A LSTM-model Based Approach for Long-term Forecasting of High-rise Residential Building Integrated Photovoltaic System
Year: 2025
Citations: 4
Authors: Feng Deng; Tianhang Wang; Wanting Tao; Jo Darkwa; Yilin Li

Research on Parametric Design Method of Solar Photovoltaic Utilization Potential of Nearly Zero-Energy High-Rise Residential Building Based on Genetic Algorithm
Year: 2022
Citations: 62
Authors: Huilai Wu; Feng Deng; Hongwei Tan

Evaluation on the Thermal and Optical Performance of a Double Skin Facade with a Semi-Transparent Phase Change Material Blind System
Year: 2025
Citations: 3
Authors: Yilin Li; Feng Deng; et al.

Mr. Jae Min Lee | Architectural Engineering | Best Researcher Award

Mr. Jae Min Lee | Architectural Engineering | Best Researcher Award

Mr. Jae Min Lee | Ph.D student | Chungbuk National University | South Korea

Academic Background

Jae Min Lee has established a strong academic foundation in Architectural Engineering with a focus on concrete mechanics and computational modeling. His scholarly record reflects measurable research engagement, with Scopus indexing multiple scholarly outputs, Google Scholar citations indicating growing influence, and an h-index demonstrating early-career research impact. His academic journey combines experimental material science and data-driven modeling, positioning him at the intersection of civil engineering and artificial intelligence.

Research Focus

His research centers on predicting and characterizing the behavior of concrete through machine learning and data-informed techniques. He integrates artificial neural networks and physics-informed neural networks to study thermal, mechanical, and moisture-related characteristics in complex concrete systems.

Work Experience

He has contributed to academic research environments through active involvement in laboratory-based investigations and computational analysis. His role includes developing data-driven methodologies for understanding heterogeneous concrete behavior and bridging experimental findings with predictive modeling. He has also participated in collaborative research that links advanced simulations with material characterization, enhancing interdisciplinary insight into structural performance.

Key Contributions

His contributions significantly advance the understanding of thermal and mechanical behavior in large-scale concrete structures. By implementing inverse estimation approaches using neural network frameworks, he has improved the accuracy of predicting internal temperature rise and moisture diffusion in mass concrete. His work introduces efficient methods for quantifying behavioral parameters even when physical observations are limited or affected by noise, reducing experimental dependency. These developments support sustainable and intelligent engineering practices and promote cost-efficient evaluation of material properties through computational innovation.

Awards & Recognition

His academic achievements and growing research influence have led to nomination for the Best Researcher Award. His work has drawn attention for combining civil engineering principles with artificial intelligence to solve emerging challenges in structural materials research.

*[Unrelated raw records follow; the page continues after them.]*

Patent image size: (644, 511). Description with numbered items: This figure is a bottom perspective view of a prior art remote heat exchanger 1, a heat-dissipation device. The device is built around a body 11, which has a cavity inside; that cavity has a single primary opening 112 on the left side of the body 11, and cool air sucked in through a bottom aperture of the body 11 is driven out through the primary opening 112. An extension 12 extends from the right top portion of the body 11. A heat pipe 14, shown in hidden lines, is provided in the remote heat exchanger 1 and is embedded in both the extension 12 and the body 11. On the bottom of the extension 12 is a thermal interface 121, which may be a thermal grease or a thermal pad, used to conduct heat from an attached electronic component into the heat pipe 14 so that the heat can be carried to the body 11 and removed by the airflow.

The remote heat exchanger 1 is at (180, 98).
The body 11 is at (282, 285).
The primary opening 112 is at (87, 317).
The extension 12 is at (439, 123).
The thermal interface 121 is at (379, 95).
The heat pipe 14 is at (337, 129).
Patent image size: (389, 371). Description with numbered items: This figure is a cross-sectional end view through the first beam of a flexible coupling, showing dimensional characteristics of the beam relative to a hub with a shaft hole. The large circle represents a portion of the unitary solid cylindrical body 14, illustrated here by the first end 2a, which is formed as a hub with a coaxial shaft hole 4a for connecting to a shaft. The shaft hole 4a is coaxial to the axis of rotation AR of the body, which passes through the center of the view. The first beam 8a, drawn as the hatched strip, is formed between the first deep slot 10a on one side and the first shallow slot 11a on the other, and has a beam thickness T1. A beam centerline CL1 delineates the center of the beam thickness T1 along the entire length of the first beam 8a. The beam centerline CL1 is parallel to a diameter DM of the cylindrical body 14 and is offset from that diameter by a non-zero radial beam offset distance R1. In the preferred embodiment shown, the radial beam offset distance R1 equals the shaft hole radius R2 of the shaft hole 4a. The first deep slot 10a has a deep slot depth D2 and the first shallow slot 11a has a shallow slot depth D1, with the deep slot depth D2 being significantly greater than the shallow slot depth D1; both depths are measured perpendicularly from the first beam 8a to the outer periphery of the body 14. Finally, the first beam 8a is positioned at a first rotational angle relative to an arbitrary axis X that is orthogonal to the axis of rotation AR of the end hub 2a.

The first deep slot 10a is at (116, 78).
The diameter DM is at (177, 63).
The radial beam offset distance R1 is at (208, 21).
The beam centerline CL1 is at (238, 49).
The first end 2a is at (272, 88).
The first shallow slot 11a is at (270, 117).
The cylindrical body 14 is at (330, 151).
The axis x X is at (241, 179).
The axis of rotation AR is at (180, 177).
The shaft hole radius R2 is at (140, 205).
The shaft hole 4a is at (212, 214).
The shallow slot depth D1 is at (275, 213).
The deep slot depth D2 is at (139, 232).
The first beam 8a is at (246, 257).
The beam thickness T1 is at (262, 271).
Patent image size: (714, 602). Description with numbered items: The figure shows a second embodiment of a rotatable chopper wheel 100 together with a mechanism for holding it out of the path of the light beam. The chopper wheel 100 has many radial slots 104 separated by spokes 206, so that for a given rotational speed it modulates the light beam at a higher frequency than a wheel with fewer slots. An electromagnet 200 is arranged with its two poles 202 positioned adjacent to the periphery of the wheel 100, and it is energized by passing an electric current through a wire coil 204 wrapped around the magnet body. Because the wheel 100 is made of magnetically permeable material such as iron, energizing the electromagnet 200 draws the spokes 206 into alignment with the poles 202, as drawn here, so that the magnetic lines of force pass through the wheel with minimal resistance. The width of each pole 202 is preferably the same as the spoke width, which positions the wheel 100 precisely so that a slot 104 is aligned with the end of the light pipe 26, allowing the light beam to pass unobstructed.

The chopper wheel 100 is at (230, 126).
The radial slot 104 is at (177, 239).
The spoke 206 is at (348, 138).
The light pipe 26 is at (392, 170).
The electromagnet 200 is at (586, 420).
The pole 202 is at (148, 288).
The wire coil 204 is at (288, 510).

Professional Roles & Memberships

He is an active member of major technical organizations, including the Korea Concrete Institute and the Korea Institute for Structural Maintenance and Inspection. His involvement reflects commitment to professional development and knowledge dissemination within the concrete engineering community. He also participates in collaborative initiatives involving machine learning applications in material sciences, contributing to interdisciplinary research networks.

Publication Profile

Scopus

Featured Publications

Lee, J. M., & Lee, C. J. Inverse estimation of moisture diffusion model for concrete using artificial neural network.

Lee, J. M., Zhang, W., Lee, D., & Lee, C. Residual strength of concrete subjected to fatigue based on a machine learning technique.

Impact Statement / Vision

His long-term vision is to develop intelligent frameworks that enhance predictive accuracy and reduce experimental burden in concrete engineering. By combining deep learning, physics-based modeling, and structural material science, his work aspires to advance next-generation concrete technologies. He aims to contribute solutions that support sustainability, efficiency, and innovation in civil and structural engineering research.